Wait Mark Loretta was an All-Star? Mark Loretta was an All-Star STARTER?????
Forty-year-old Cal Ripken Jr.’s 2001 All-Star Game start was awarded purely out of legacy, and it’s been frequently compared to Jeter’s this week. Ripken, however, had the worst first half of any All-Star Game starter from the past four decades, having played much worse than Jeter has thus far in 2014. Ripken’s first-half triple-slash line in 2001 was .240/.270/.324 (good for a 56 Weighted Runs Created Plus); Jeter’s 2014 line is .272/.324/.322 (80 wRC+), despite playing in a more difficult offensive environment. Jeter may not be playing like a typical All-Star, but he hasn’t been as bad as Ripken was at the same age.
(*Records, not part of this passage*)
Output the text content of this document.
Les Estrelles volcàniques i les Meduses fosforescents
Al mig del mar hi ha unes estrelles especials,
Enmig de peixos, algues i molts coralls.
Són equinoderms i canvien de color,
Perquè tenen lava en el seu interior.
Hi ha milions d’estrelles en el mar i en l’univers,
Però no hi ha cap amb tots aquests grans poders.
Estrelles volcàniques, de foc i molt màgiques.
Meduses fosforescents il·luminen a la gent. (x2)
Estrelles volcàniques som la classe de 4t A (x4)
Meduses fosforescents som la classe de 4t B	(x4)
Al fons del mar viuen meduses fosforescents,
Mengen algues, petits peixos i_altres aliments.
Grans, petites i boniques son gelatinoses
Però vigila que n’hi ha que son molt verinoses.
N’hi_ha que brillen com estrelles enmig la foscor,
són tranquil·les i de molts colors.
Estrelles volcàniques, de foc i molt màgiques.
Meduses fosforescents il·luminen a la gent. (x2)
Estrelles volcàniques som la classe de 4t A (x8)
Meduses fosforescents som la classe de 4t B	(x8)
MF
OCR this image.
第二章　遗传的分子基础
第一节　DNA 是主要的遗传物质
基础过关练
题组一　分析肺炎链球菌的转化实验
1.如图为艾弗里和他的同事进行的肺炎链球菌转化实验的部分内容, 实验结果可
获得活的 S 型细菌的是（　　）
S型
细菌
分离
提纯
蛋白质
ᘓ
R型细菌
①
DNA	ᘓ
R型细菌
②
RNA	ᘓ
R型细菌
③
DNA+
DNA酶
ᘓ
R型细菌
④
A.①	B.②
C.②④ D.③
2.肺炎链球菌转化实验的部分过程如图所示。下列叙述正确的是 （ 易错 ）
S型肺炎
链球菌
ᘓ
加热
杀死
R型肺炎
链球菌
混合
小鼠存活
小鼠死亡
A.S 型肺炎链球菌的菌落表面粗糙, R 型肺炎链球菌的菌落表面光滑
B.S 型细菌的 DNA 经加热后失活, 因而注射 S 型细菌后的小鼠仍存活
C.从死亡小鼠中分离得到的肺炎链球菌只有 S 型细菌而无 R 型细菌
Perhaps more interesting is the fact not all – or even most — ill-advised All-Star starting picks went to sentimental selections. Of the 50 worst starters listed above, there are more players under age 30 (18) than 35-or-older (16). For most of the prime-aged players who started the All-Star Game despite poor first halves, though, their presence can be explained by a good season the year prior. This phenomenon is fueled by baseball’s long-standing confusion over whether the All-Star Game is supposed to honor the players who played best in the first half of the season in question, those who played best since the previous All-Star Game, or simply the best players in general.